Moshtaq Ahmadi

Personal information
- Date of birth: 21 April 1996 (age 30)
- Place of birth: Parwan, Afghanistan
- Height: 1.80 m (5 ft 11 in)
- Position: Forward

Youth career
- Ljungby

Senior career*
- Years: Team / Apps / (Gls)
- 2015–2017: Ljungby / 59 / (14)
- 2018: Räppe / 24 / (6)
- 2019–2020: Linköping City / 45 / (6)
- 2021: Custom / 9 / (2)
- 2022: Ariana / 6 / (2)
- 2022: Räppe / 7 / (1)
- 2023: Piteå IF / 12 / (3)
- 2023–2024: Angkor Tiger / 6 / (0)

International career
- 2022–: Afghanistan / 2 / (0)

= Moshtaq Ahmadi =

Afghan footballer (born 1996)

Moshtaq Ahmadi (مشتاق احمدی, born 21 April 1996) is an Afghan footballer who plays as a forward for Angkor Tiger in the Cambodian Premier League.

==Career==

Ahmadi started his career with Swedish fifth tier side Ljungby.
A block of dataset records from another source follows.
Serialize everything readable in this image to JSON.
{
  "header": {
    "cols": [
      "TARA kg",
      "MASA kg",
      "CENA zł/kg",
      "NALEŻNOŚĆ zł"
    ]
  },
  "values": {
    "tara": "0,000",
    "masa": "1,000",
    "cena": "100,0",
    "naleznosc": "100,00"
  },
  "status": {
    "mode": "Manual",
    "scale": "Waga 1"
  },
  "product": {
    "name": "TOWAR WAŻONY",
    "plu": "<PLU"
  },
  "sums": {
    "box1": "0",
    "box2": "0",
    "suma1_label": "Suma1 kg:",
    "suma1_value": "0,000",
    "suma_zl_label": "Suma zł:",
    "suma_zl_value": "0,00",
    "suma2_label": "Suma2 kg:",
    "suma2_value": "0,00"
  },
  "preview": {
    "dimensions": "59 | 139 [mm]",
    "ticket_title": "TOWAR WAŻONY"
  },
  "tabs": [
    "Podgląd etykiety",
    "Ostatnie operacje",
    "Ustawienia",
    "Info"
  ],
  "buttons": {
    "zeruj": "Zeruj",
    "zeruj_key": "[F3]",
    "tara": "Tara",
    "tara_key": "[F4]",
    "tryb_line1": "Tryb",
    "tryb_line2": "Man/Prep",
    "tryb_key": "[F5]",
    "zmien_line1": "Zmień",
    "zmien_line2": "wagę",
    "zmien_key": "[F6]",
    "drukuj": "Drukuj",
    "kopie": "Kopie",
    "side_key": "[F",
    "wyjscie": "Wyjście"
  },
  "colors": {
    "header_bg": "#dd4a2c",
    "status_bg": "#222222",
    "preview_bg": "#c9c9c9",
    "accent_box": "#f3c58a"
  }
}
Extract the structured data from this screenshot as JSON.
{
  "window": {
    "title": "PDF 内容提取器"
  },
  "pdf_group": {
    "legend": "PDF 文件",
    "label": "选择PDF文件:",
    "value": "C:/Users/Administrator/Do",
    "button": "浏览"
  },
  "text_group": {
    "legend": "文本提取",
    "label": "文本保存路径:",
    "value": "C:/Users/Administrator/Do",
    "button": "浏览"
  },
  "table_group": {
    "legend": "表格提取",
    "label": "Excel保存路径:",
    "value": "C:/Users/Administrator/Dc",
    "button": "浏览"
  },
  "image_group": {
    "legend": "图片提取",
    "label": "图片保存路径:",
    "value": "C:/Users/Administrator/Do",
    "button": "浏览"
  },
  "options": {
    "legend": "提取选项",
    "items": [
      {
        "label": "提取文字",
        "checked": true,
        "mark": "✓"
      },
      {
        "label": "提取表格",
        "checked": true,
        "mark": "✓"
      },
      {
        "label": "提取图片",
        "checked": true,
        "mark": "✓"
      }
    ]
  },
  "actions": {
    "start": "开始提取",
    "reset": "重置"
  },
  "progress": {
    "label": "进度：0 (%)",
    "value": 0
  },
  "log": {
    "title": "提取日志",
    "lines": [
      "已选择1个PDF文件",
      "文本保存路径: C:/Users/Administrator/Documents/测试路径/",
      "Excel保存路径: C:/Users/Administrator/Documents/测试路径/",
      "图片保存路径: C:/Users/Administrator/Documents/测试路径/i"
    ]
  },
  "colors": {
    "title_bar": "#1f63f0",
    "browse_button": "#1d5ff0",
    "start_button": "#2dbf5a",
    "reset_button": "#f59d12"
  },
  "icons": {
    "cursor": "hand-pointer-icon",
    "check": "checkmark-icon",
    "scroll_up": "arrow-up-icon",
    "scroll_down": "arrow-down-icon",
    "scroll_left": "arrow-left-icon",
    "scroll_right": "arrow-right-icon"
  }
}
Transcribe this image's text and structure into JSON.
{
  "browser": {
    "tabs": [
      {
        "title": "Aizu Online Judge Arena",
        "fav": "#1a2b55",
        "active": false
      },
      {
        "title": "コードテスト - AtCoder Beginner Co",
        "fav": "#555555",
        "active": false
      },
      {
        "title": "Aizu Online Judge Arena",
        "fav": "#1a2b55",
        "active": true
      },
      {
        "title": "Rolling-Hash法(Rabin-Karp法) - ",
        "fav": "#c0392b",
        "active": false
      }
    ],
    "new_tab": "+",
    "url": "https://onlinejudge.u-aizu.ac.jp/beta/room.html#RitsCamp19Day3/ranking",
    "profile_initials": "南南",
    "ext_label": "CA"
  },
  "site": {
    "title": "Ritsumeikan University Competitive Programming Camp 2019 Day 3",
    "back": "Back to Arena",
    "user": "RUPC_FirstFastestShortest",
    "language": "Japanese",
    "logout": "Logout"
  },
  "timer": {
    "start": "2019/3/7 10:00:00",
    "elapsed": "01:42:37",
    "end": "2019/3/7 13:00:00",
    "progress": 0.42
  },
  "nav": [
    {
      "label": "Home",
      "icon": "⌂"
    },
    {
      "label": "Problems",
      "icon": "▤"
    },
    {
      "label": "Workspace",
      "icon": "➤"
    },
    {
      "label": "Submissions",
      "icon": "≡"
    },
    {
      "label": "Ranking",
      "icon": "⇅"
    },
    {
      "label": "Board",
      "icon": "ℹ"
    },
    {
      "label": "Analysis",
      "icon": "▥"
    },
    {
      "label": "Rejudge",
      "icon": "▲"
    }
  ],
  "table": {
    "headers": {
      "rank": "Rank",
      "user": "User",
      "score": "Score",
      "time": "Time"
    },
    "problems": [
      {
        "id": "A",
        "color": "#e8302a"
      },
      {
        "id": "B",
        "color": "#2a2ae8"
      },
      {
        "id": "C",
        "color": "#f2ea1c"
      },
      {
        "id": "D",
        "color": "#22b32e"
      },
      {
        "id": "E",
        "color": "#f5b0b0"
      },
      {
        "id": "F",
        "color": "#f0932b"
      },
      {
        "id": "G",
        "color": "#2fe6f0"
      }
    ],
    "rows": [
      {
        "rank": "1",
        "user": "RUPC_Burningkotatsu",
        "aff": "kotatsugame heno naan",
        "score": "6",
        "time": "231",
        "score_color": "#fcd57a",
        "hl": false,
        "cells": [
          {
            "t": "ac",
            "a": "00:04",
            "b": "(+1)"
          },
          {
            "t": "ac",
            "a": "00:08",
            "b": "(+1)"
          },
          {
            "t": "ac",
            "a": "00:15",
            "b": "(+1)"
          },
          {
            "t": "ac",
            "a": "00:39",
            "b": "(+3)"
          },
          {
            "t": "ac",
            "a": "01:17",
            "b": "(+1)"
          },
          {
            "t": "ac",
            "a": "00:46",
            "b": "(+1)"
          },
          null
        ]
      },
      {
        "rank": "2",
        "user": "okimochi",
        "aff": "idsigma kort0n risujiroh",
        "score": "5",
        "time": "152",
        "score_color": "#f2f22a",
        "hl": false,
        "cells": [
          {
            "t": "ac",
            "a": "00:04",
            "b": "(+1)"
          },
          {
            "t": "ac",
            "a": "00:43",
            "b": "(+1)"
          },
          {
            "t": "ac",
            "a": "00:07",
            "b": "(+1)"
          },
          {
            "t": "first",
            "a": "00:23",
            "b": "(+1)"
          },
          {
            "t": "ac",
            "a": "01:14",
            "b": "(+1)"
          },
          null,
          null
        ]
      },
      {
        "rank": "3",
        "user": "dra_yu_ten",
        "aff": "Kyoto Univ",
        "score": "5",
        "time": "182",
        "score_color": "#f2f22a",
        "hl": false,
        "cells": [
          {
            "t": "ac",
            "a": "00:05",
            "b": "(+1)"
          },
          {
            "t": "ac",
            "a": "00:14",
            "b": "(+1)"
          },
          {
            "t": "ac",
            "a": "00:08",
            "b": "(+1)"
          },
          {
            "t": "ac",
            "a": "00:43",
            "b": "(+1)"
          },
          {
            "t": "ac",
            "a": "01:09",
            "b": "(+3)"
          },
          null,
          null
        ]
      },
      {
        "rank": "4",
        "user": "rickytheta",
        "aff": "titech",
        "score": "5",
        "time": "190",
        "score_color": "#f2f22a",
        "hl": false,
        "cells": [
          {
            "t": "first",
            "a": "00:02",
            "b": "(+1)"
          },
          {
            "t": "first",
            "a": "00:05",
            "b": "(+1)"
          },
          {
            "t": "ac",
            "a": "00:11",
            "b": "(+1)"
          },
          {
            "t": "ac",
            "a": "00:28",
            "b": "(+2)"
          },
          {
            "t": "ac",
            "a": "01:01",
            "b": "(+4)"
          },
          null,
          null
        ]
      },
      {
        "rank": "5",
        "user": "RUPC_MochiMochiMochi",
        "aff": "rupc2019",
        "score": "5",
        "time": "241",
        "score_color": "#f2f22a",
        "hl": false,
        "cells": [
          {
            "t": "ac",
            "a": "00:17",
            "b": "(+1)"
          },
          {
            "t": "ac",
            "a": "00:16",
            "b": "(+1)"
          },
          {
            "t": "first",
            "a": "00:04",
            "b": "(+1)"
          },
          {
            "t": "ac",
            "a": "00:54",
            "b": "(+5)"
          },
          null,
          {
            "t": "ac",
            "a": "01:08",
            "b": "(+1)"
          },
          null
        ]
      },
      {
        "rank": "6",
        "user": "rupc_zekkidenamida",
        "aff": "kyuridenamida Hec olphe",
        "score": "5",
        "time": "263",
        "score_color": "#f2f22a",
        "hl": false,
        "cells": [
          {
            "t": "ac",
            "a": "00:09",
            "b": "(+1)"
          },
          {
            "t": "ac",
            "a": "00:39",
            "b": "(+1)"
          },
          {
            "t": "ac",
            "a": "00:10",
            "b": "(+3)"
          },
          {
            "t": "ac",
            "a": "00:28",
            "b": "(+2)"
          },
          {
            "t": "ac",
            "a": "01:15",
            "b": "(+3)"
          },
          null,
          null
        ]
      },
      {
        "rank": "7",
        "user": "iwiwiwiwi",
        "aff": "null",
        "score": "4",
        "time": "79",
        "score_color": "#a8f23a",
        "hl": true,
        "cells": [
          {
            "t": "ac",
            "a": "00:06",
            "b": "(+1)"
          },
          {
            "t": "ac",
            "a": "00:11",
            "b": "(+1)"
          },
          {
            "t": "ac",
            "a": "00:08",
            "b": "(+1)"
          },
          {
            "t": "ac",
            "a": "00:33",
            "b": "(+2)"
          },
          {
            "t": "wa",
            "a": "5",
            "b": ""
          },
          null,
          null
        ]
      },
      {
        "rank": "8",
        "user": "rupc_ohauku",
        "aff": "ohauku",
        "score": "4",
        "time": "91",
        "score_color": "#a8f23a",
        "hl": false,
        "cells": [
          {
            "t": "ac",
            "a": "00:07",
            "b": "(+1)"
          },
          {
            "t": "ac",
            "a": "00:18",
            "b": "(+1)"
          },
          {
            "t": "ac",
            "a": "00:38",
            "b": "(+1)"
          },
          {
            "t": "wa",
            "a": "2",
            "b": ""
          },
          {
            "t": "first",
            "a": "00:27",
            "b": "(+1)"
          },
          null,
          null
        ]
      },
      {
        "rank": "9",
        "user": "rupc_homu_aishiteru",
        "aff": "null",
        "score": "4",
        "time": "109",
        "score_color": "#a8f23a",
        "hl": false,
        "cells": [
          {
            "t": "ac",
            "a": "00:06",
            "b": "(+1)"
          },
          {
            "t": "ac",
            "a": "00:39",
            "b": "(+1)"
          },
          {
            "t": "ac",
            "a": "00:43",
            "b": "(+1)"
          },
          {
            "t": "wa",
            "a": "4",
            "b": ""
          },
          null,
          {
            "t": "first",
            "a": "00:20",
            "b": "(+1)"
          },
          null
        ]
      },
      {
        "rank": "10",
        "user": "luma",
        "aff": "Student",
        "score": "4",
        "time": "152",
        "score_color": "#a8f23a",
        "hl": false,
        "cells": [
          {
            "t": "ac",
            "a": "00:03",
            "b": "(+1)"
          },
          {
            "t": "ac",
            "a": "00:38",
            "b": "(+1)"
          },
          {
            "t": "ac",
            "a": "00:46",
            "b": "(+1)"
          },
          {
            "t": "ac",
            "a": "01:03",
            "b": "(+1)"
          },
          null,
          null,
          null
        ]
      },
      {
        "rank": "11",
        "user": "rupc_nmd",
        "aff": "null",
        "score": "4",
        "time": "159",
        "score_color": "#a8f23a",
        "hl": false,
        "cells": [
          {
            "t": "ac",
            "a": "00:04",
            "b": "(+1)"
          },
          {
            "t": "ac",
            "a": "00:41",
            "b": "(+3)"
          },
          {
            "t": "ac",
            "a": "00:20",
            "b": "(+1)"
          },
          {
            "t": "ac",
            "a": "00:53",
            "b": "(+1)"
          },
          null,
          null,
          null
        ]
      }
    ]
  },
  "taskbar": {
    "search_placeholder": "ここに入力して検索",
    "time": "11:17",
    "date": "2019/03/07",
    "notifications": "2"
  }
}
Before the 2018 season, he signed for Räppe GOIF in the Swedish fourth tier. Before the 2019 season, Ahmadi signed for Swedish third-tier club Linköping City. In 2021, he signed for Custom in Thailand. Before the 2022 season, he signed for Swedish team Ariana FC.